One day around noon, I walked to go buy some groceries (even though everything I put into my body left an hour later), and came back to find two staff in my apartment desperately trying to find me. It would appear that I forgot my phone (rookie mistake) and when they tried calling to check on me, I didn’t answer, and they assumed I passed out somewhere and came looking for me. It was quite an ordeal I’m told. And I understood their concern. But I was just hungry and needed some food. Now I knew for sure I couldn’t leave my apartment without being found out…

It has been a somewhat pleasant time, It’s allowed me to skype friends back home which was desperately needed. I was able to watch movies I had been meaning to see (anyone else see “Barry” on Netflix?” If you did, any thoughts?) I finished a book-Love in The Time of Cholera by the one and only Gabriel Garcia Marquez-and caught up on my journaling.

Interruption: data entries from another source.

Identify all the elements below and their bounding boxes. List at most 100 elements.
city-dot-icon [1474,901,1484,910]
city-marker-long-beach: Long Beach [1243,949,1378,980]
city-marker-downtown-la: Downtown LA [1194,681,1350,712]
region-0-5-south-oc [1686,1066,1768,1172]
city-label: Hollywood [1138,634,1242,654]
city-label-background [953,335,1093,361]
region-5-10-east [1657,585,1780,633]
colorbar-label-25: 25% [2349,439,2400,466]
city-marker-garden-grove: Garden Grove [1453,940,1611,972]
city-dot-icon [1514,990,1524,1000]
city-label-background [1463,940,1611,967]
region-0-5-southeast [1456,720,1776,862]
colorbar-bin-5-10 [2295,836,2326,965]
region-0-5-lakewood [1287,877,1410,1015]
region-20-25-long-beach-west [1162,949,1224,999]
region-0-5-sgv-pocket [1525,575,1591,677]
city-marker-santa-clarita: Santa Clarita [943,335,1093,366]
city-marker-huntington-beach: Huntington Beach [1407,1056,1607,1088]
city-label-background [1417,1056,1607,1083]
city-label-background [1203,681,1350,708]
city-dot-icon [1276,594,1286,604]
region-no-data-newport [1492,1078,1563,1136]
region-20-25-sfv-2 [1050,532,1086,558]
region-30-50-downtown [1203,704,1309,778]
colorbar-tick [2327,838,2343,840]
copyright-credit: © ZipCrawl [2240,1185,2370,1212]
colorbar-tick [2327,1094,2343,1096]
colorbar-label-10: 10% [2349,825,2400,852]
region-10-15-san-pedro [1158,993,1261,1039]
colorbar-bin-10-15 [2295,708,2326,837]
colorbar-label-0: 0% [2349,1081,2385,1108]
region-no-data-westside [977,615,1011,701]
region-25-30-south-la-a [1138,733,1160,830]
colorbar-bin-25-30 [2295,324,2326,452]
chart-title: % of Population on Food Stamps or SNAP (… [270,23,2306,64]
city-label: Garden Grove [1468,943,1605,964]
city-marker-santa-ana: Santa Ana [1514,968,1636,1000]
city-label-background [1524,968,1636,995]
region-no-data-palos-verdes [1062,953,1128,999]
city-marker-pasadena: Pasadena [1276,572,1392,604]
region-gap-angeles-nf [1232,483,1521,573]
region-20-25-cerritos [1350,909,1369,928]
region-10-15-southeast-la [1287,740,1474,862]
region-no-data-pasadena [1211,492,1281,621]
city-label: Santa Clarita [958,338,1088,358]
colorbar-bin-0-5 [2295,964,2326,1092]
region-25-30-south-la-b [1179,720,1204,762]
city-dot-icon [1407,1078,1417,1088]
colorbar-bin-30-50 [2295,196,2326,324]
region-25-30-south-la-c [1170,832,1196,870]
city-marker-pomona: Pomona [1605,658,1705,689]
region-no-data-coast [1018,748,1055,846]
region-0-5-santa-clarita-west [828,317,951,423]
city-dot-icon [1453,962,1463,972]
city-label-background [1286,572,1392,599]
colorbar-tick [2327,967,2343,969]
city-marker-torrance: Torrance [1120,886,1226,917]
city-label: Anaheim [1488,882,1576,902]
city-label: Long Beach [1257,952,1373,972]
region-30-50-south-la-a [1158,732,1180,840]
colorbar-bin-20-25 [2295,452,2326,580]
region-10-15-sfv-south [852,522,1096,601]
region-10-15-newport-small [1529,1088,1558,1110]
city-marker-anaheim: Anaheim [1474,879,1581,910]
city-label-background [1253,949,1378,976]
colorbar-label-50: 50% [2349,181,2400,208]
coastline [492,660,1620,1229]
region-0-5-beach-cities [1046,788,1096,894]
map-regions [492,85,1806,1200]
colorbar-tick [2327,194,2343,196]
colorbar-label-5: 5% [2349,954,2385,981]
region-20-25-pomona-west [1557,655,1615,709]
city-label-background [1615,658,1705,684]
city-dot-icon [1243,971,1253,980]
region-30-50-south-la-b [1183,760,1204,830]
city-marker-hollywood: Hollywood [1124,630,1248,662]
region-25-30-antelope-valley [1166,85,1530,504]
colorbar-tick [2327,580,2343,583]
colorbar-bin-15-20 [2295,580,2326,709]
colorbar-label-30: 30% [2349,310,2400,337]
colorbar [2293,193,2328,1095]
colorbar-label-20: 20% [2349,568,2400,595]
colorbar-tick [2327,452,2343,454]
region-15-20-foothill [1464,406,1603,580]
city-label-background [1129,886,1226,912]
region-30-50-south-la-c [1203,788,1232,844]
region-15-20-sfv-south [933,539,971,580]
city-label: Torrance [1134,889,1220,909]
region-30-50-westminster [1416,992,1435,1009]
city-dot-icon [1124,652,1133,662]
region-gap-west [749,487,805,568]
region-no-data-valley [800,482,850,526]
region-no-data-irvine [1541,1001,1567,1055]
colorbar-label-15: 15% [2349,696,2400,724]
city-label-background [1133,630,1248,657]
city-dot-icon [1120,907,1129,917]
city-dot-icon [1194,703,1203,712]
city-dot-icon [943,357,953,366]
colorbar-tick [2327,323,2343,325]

But I also did extreme things, like open all the cabinets in our apartment here to see “just exactly what’s here.” I found ant killing gel, a bunch of yoga business cards, a broken blender, and all sorts of bug spray/anti-diarrhea medicine. I also found a variety of tea bags, and proceeded to make/try all of them. Also, we have new neighbors (a husband and wife with another buddy) who just moved in and they keep playing this odd chill-jam-techno music. I picture them (I haven’t met them yet) just sitting inside bobbing their heads to this music. Occasionally I see boxes outside their door, my favorite was an “international sandwich maker.” I wonder what makes it international? I hope they’ll make me a sandwich with it one day, that would be awesome.
I also hear children playing outside ALL DAY. It sounds like an ongoing recess period, like this place exists solely to give kids recess time. The thing is, I can’t figure out where the sounds are coming from. I live on the third floor so it’s enough to look around and see other nearby buildings and the street level. But I can’t find the screaming kids. Maybe it’s all in my head.
And my manager did give me some work to do, but I had to switch things up you know?


Thanks for reading a pointless blog post about nothing really. Writing helps me process through stuff, and this one needed some humor. So thank you.